Today in History: July 16
622 A.D.: The Muslim calendar, dating from the beginning of the year in which Mohammed and his make the Hijira to Medina, begins with 1 Muharram 1 A.H.
1769: Fr. Junipero Serra founds San Diego de Alcalá, the first mission in California, which he names for St. Didacus, a Spaniard who is patron saint of the Franciscan laity.
1782: Wolfgang Amadeus Mozart has his first big Vienna success with the premiere of his Abduction from the Seraglio.
1821: Mary Baker Eddy is born at Bow, New Hampshire. In 1879, at age 58, she’ll found the Church of Christ, Scientist.

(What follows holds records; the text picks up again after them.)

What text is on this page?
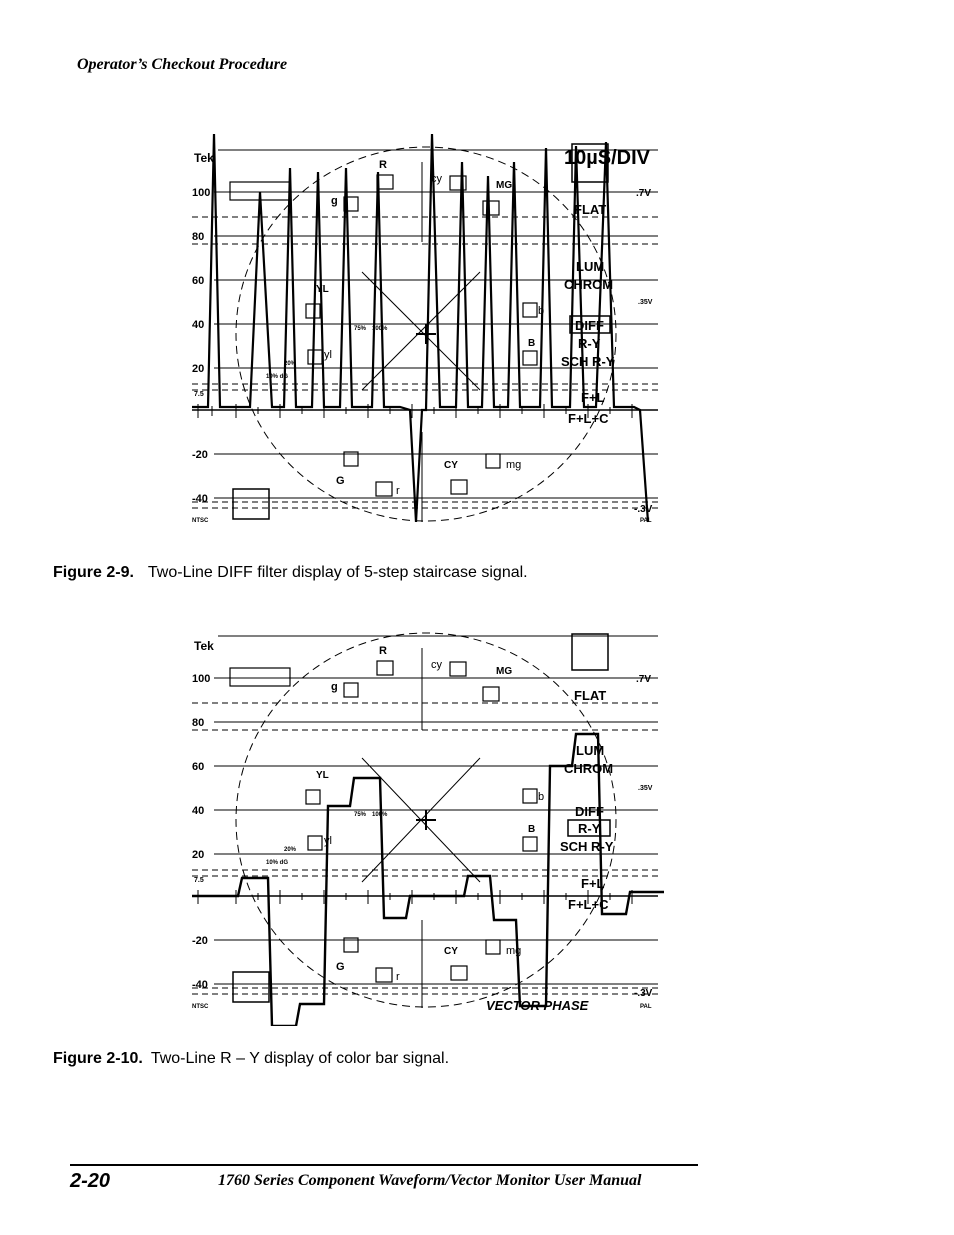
Operator’s Checkout Procedure
10µS/DIV
FLAT
LUM
CHROM
DIFF
R-Y
SCH R-Y
F+L
F+L+C
Tek
100
80
60
40
20
7.5
-20
-40
.7V
.35V
-.3V
NTSC	PAL
R
cy
MG
g
YL
b
yl
B
G
r
CY	mg
75% 100%
20%
10% dG
Figure 2-9. Two-Line DIFF filter display of 5-step staircase signal.
FLAT
LUM
CHROM
DIFF
R-Y
SCH R-Y
F+L
F+L+C
VECTOR PHASE
Tek
100
80
60
40
20
7.5
-20
-40
.7V
.35V
-.3V
NTSC	PAL
R
cy
MG
g
YL
b
yl
B
G
r
CY	mg
75% 100%
20%
10% dG
Figure 2-10. Two-Line R – Y display of color bar signal.
2-20	1760 Series Component Waveform/Vector Monitor User Manual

1880: Forty-nine year-old Dr. Emily Howard Stowe, a graduate of the New York Medical College for Women, becomes the first woman licensed to practice medicine in Canada.
1898: Labor lawyer Trygve Halvdan Lie (Oslo Law 1919) is born at Kristiania (now Oslo), Norway. An admirer of Lenin, he’ll be elected in 1946 as a compromise candidate to become the first Secretary General of the United Nations.

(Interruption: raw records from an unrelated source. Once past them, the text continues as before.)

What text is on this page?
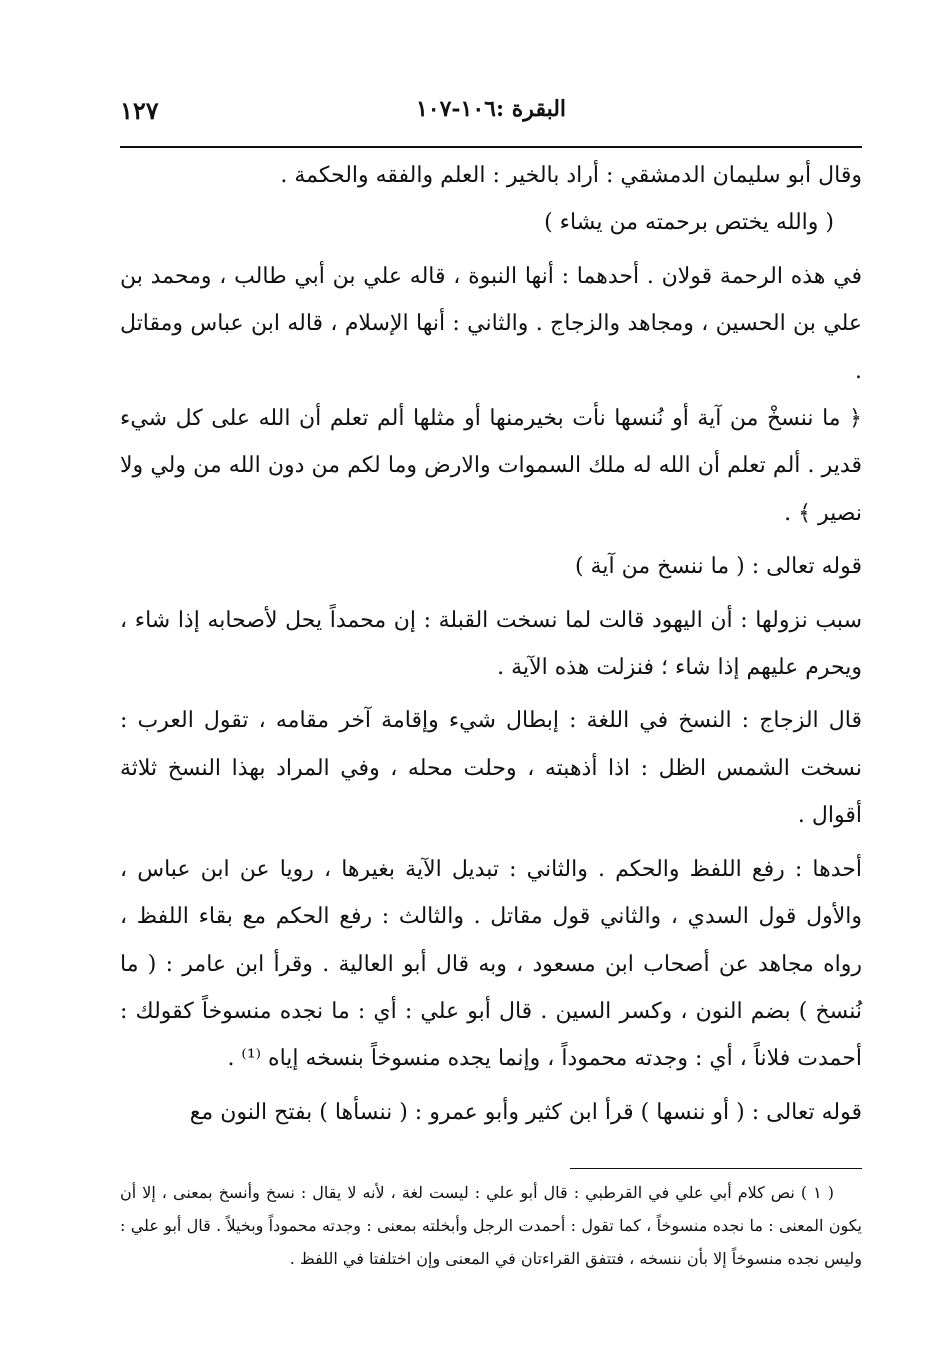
البقرة :١٠٦-١٠٧
١٢٧

وقال أبو سليمان الدمشقي : أراد بالخير : العلم والفقه والحكمة .

( والله يختص برحمته من يشاء )

في هذه الرحمة قولان . أحدهما : أنها النبوة ، قاله علي بن أبي طالب ، ومحمد بن علي بن الحسين ، ومجاهد والزجاج . والثاني : أنها الإسلام ، قاله ابن عباس ومقاتل .

﴿ ما ننسخْ من آية أو نُنسها نأت بخيرمنها أو مثلها ألم تعلم أن الله على كل شيء قدير . ألم تعلم أن الله له ملك السموات والارض وما لكم من دون الله من ولي ولا نصير ﴾ .

قوله تعالى : ( ما ننسخ من آية )

سبب نزولها : أن اليهود قالت لما نسخت القبلة : إن محمداً يحل لأصحابه إذا شاء ، ويحرم عليهم إذا شاء ؛ فنزلت هذه الآية .

قال الزجاج : النسخ في اللغة : إبطال شيء وإقامة آخر مقامه ، تقول العرب : نسخت الشمس الظل : اذا أذهبته ، وحلت محله ، وفي المراد بهذا النسخ ثلاثة أقوال .

أحدها : رفع اللفظ والحكم . والثاني : تبديل الآية بغيرها ، رويا عن ابن عباس ، والأول قول السدي ، والثاني قول مقاتل . والثالث : رفع الحكم مع بقاء اللفظ ، رواه مجاهد عن أصحاب ابن مسعود ، وبه قال أبو العالية . وقرأ ابن عامر : ( ما نُنسخ ) بضم النون ، وكسر السين . قال أبو علي : أي : ما نجده منسوخاً كقولك : أحمدت فلاناً ، أي : وجدته محموداً ، وإنما يجده منسوخاً بنسخه إياه ⁽¹⁾ .

قوله تعالى : ( أو ننسها ) قرأ ابن كثير وأبو عمرو : ( ننسأها ) بفتح النون مع

( ١ ) نص كلام أبي علي في القرطبي : قال أبو علي : ليست لغة ، لأنه لا يقال : نسخ وأنسخ بمعنى ، إلا أن يكون المعنى : ما نجده منسوخاً ، كما تقول : أحمدت الرجل وأبخلته بمعنى : وجدته محموداً وبخيلاً . قال أبو علي : وليس نجده منسوخاً إلا بأن ننسخه ، فتتفق القراءتان في المعنى وإن اختلفتا في اللفظ .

1951: First-time novelist Jerome David Salinger publishes his The Catcher in the Rye, which will become one of the most-assiged novels in college history.
1997: The Dow Jones Industrial Average closes above 8,000 for the first time, hitting a record 8,038.88.
2005: The most-awaited book in the history of the known universe, J.K. Rowling’s Harry Potter and the Half-Blood Prince, is released in stores throughout the English-speaking world.